# "Easy Walk" harness vs. Cesar's Illusion Collar



## 471 (Feb 22, 2010)

Hi! I'm a newby to this forum and to Vizslas in general. I adopted Hannah from a Vizsla rescue group 4 months ago - she's 3 1/2 years old and SO adorable :-*. I lost my beloved chocolate lab mix, Chloe, last Memorial Day. She was going on 13 and we both learned a lot about dog training, so I'm not a newby in that respect. Anyway, I bike Hannah when weather permits and I'm thinking about buying a new training collar or halter to keep her from pulling and to train her to heel properly when walking. I currently use either a pinch collar or a Gentle Leader, but don't really like either one when biking.
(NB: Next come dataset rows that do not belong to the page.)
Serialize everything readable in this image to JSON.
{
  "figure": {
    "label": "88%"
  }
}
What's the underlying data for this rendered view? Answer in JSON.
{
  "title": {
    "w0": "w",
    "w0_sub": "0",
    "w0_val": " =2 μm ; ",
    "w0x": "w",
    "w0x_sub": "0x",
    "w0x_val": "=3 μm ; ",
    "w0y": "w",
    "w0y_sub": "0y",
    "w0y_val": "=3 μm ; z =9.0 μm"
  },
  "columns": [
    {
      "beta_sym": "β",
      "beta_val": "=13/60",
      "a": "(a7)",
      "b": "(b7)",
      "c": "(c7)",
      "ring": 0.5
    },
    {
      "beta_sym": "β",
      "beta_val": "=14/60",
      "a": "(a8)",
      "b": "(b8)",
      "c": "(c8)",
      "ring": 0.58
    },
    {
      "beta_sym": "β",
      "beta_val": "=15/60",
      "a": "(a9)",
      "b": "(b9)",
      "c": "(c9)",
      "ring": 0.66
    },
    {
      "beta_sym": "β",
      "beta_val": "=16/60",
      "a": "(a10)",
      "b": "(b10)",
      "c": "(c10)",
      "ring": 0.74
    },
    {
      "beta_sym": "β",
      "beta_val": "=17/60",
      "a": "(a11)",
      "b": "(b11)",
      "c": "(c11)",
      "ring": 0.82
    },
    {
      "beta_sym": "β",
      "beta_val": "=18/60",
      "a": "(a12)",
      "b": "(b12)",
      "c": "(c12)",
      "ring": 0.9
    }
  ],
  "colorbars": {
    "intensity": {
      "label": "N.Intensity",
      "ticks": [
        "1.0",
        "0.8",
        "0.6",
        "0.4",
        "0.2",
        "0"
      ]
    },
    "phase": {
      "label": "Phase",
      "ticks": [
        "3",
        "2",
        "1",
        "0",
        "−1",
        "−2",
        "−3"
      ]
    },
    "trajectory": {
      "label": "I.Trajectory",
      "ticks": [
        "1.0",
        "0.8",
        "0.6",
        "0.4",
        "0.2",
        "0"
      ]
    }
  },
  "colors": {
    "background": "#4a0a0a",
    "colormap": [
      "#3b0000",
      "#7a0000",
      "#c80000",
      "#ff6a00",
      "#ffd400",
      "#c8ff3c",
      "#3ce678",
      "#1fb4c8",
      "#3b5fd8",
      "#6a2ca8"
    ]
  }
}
Has anyone tried both the Easy Walk harness and the Illusion collar and can comment?


----------



## Crazy Kian (Aug 10, 2009)

Thought this might interest you.
It's not really an answer to your question but it might help you in your decision.

Good luck.

http://www.vizslaforums.com/index.php/topic,554.0.html


----------



## chablis (Mar 12, 2010)

Hi I am t new to the forum but I have tried the illusion collar
on Poppy V
and its not for us .. The Halti works to an extent but she can still pull a bit ..she is very head s tong I am looking at the K9 bridle from 
k9bridle.com
at the moment does anyone have any comments on this product 
... 
Further to my last comment ..I purchased the k9 bridle ..and to anyone having problems with pulling this is highly recommended .. its like a dream no pulling you are in total control.. there is total comfort for both vizsla and walker .. its soft no hard edges ..leaves no marks and looks good .. to anyone with pulling issues get a k9 bridle from k9bridles.com..


----------



## vizslandobes (Feb 9, 2010)

I have no experience biking V's. but I use a prong/pinch on my dobe. There are contraption you can add to your bike to reduce/absorb pulling from your dog. My dobe is very respectful of the pinch and doesn't even think about making the leash taut when it's on, so it works for us...doesn't mean it will work for you and your pup though! The best bet is trial and error with something like this in my opinion.


----------